This week’s minutes of the last Federal Reserve’s meeting spurred risk aversion on the Forex market, driving the US dollar upward. Yet some currencies held ground against the greenback quite well, most notably the Japanese yen and the Australian dollar.
The beginning of the week did not foretell anything special for dollar and the currency was slowly going down as the positive market sentiment was eroding the appeal of the greenback. The Fed’s minutes were not expected to change the situation on the FX market, but in fact they became the major event of the week. Traders decided that the comment about varying pace of asset purchases signaled withdrawal of stimulus by the Fed. Some analysts thought that the resulting surge of the US currency was an overreaction as the minutes did not show anything really new. Indeed, the rally slowed on the very next day and the dollar started to move down against many currencies yet again. The poor fundamental reports added to risk aversion, bolstering USD further. In the longer run the unfavorable data is bearish for USD as it means the US central bank will have no reason to end the accommodative policy.
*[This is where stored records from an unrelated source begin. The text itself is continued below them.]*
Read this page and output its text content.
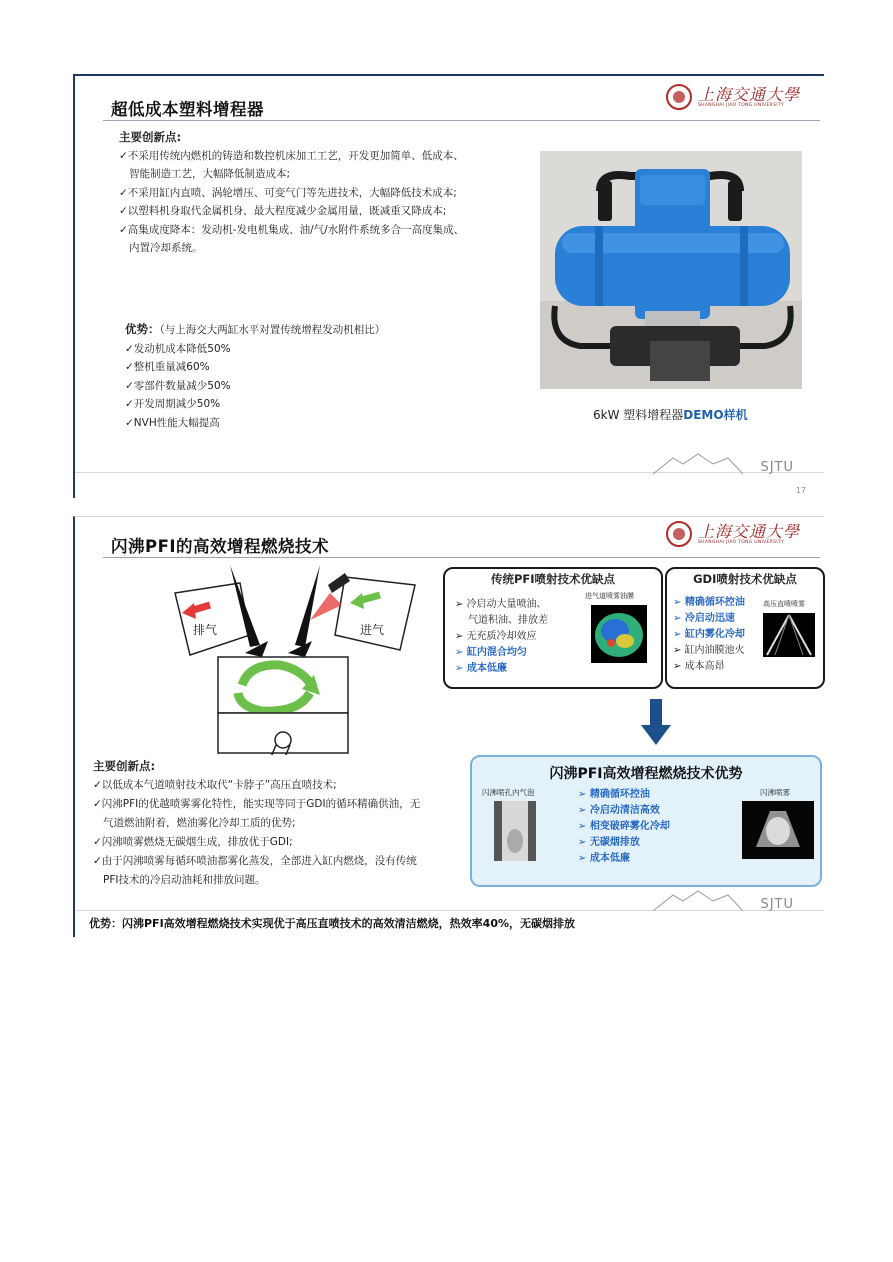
超低成本塑料增程器
上海交通大學
SHANGHAI JIAO TONG UNIVERSITY
主要创新点:
✓不采用传统内燃机的铸造和数控机床加工工艺，开发更加简单、低成本、
智能制造工艺，大幅降低制造成本;
✓不采用缸内直喷、涡轮增压、可变气门等先进技术，大幅降低技术成本;
✓以塑料机身取代金属机身，最大程度减少金属用量，既减重又降成本;
✓高集成度降本：发动机-发电机集成、油/气/水附件系统多合一高度集成、
内置冷却系统。
优势：（与上海交大两缸水平对置传统增程发动机相比）
✓发动机成本降低50%
✓整机重量减60%
✓零部件数量减少50%
✓开发周期减少50%
✓NVH性能大幅提高
6kW 塑料增程器DEMO样机
SJTU
17
闪沸PFI的高效增程燃烧技术
上海交通大學
SHANGHAI JIAO TONG UNIVERSITY
排气	进气
传统PFI喷射技术优缺点
➢ 冷启动大量喷油、
气道积油、排放差
➢ 无充质冷却效应
➢ 缸内混合均匀
➢ 成本低廉
进气道喷雾油膜
GDI喷射技术优缺点
➢ 精确循环控油
➢ 冷启动迅速
➢ 缸内雾化冷却
➢ 缸内油膜池火
➢ 成本高昂
高压直喷喷雾
闪沸PFI高效增程燃烧技术优势
闪沸喷孔内气泡	➢ 精确循环控油
➢ 冷启动清洁高效
➢ 相变破碎雾化冷却
➢ 无碳烟排放
➢ 成本低廉
闪沸喷雾
主要创新点:
✓以低成本气道喷射技术取代“卡脖子”高压直喷技术;
✓闪沸PFI的优越喷雾雾化特性，能实现等同于GDI的循环精确供油，无
气道燃油附着，燃油雾化冷却工质的优势;
✓闪沸喷雾燃烧无碳烟生成，排放优于GDI;
✓由于闪沸喷雾每循环喷油都雾化蒸发，全部进入缸内燃烧，没有传统
PFI技术的冷启动油耗和排放问题。
SJTU
优势：闪沸PFI高效增程燃烧技术实现优于高压直喷技术的高效清洁燃烧，热效率40%，无碳烟排放
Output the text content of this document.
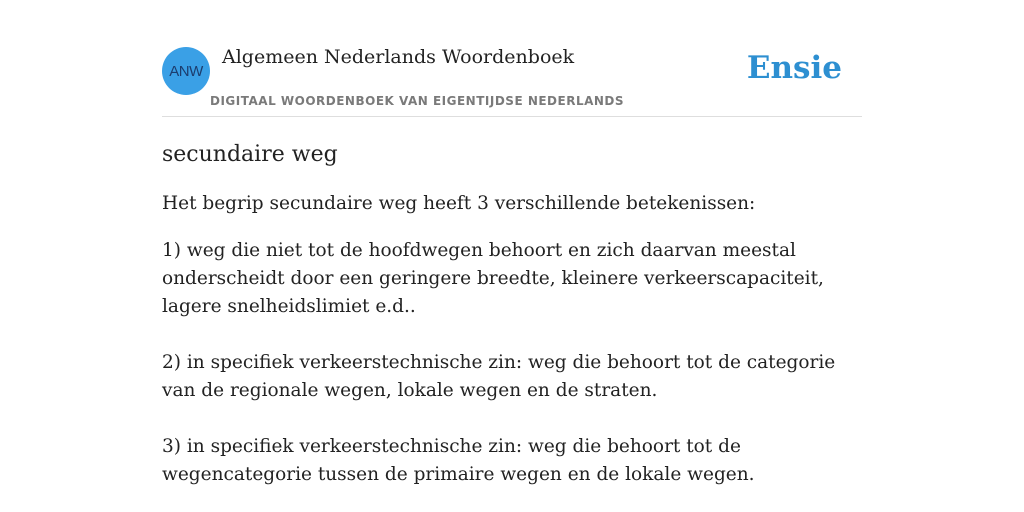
ANW
Algemeen Nederlands Woordenboek
DIGITAAL WOORDENBOEK VAN EIGENTIJDSE NEDERLANDS
Ensie
secundaire weg

Het begrip secundaire weg heeft 3 verschillende betekenissen:

1) weg die niet tot de hoofdwegen behoort en zich daarvan meestal onderscheidt door een geringere breedte, kleinere verkeerscapaciteit, lagere snelheidslimiet e.d..
2) in specifiek verkeerstechnische zin: weg die behoort tot de categorie van de regionale wegen, lokale wegen en de straten.
3) in specifiek verkeerstechnische zin: weg die behoort tot de wegencategorie tussen de primaire wegen en de lokale wegen.
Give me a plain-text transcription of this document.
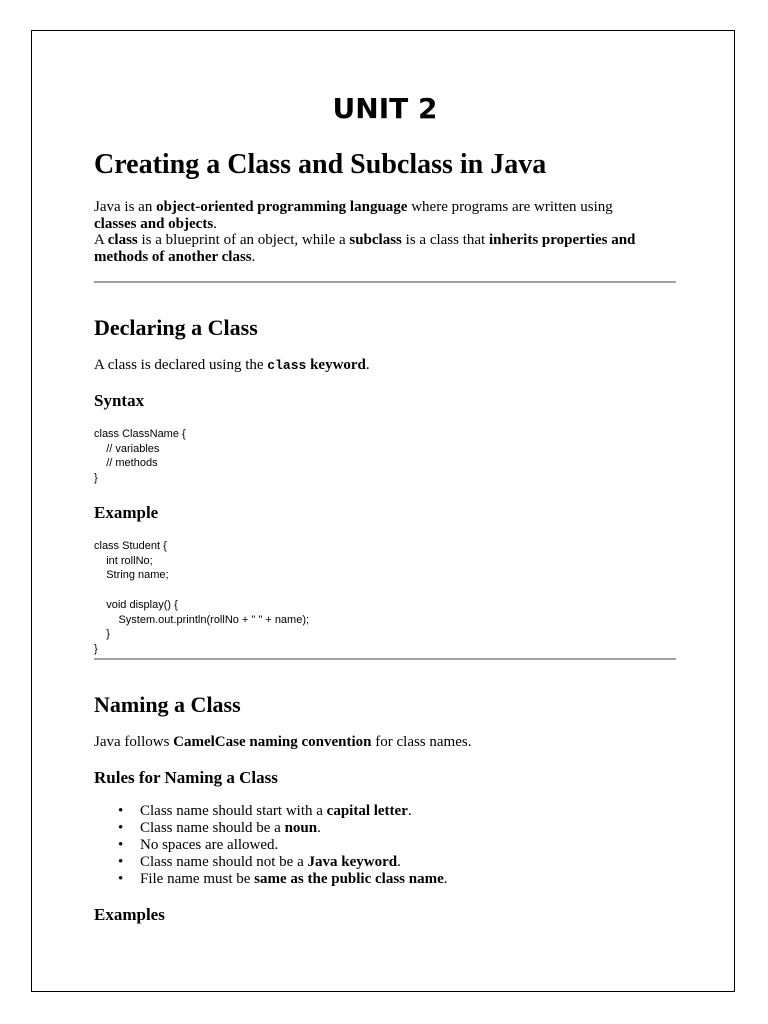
UNIT 2
Creating a Class and Subclass in Java
Java is an object-oriented programming language where programs are written using
classes and objects.
A class is a blueprint of an object, while a subclass is a class that inherits properties and
methods of another class.
Declaring a Class
A class is declared using the class keyword.
Syntax
class ClassName {
// variables
// methods
}
Example
class Student {
int rollNo;
String name;

void display() {
System.out.println(rollNo + " " + name);
}
}
Naming a Class
Java follows CamelCase naming convention for class names.
Rules for Naming a Class
• Class name should start with a capital letter.
• Class name should be a noun.
• No spaces are allowed.
• Class name should not be a Java keyword.
• File name must be same as the public class name.
Examples
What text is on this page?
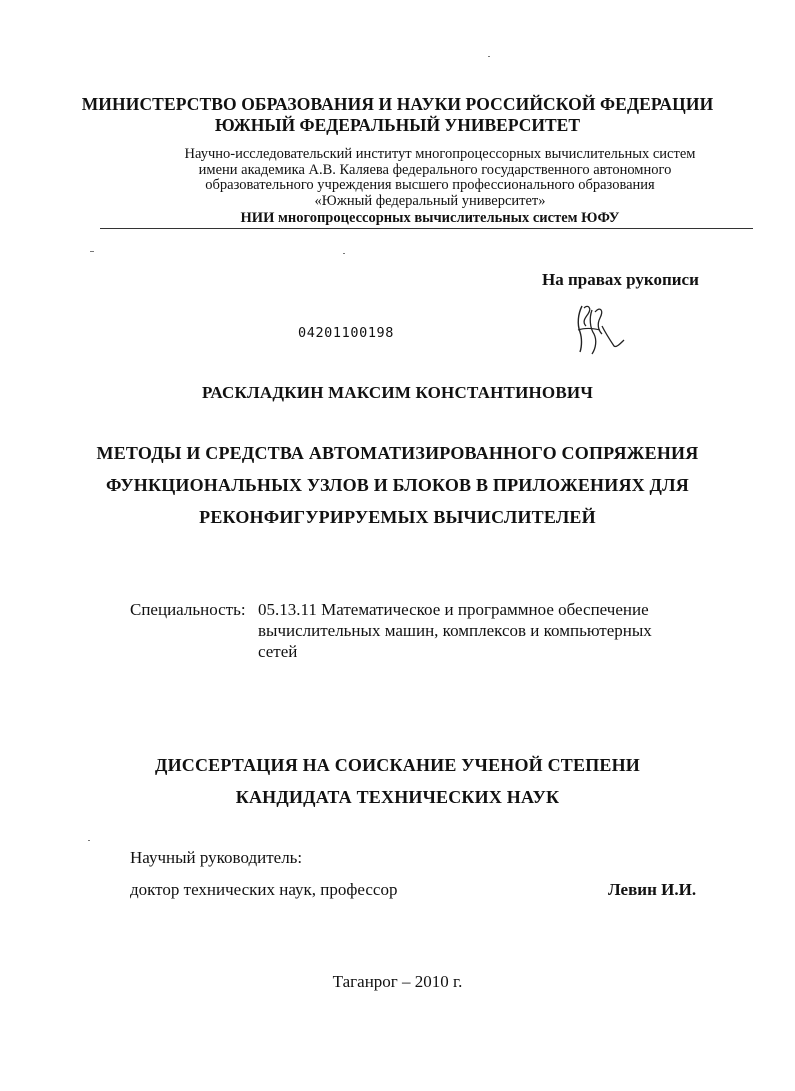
МИНИСТЕРСТВО ОБРАЗОВАНИЯ И НАУКИ РОССИЙСКОЙ ФЕДЕРАЦИИ

ЮЖНЫЙ ФЕДЕРАЛЬНЫЙ УНИВЕРСИТЕТ

Научно-исследовательский институт многопроцессорных вычислительных систем

имени академика А.В. Каляева федерального государственного автономного

образовательного учреждения высшего профессионального образования

«Южный федеральный университет»

НИИ многопроцессорных вычислительных систем ЮФУ

На правах рукописи

04201100198

РАСКЛАДКИН МАКСИМ КОНСТАНТИНОВИЧ

МЕТОДЫ И СРЕДСТВА АВТОМАТИЗИРОВАННОГО СОПРЯЖЕНИЯ

ФУНКЦИОНАЛЬНЫХ УЗЛОВ И БЛОКОВ В ПРИЛОЖЕНИЯХ ДЛЯ

РЕКОНФИГУРИРУЕМЫХ ВЫЧИСЛИТЕЛЕЙ

Специальность: 05.13.11 Математическое и программное обеспечение

вычислительных машин, комплексов и компьютерных

сетей

ДИССЕРТАЦИЯ НА СОИСКАНИЕ УЧЕНОЙ СТЕПЕНИ

КАНДИДАТА ТЕХНИЧЕСКИХ НАУК

Научный руководитель:

доктор технических наук, профессор	Левин И.И.

Таганрог – 2010 г.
AUD managed to jump by the end of the week versus USD after the comments of Reserve Bank of Australia Governor Glenn Stevens. The gains of JPY are harder to explain as the currency was weakening on prospects of yet another intervention, yet the yen managed to outperform the dollar.
EUR/USD dropped from 1.3347 to 1.3186 this week. GBP/USD declined from 1.5503 to 1.5246 and its weekly low of 1.5128 was the lowest price since July 2010. USD/JPY ticked down 93.65 to 93.42. AUD/USD was up from 1.0289 to 1.0328.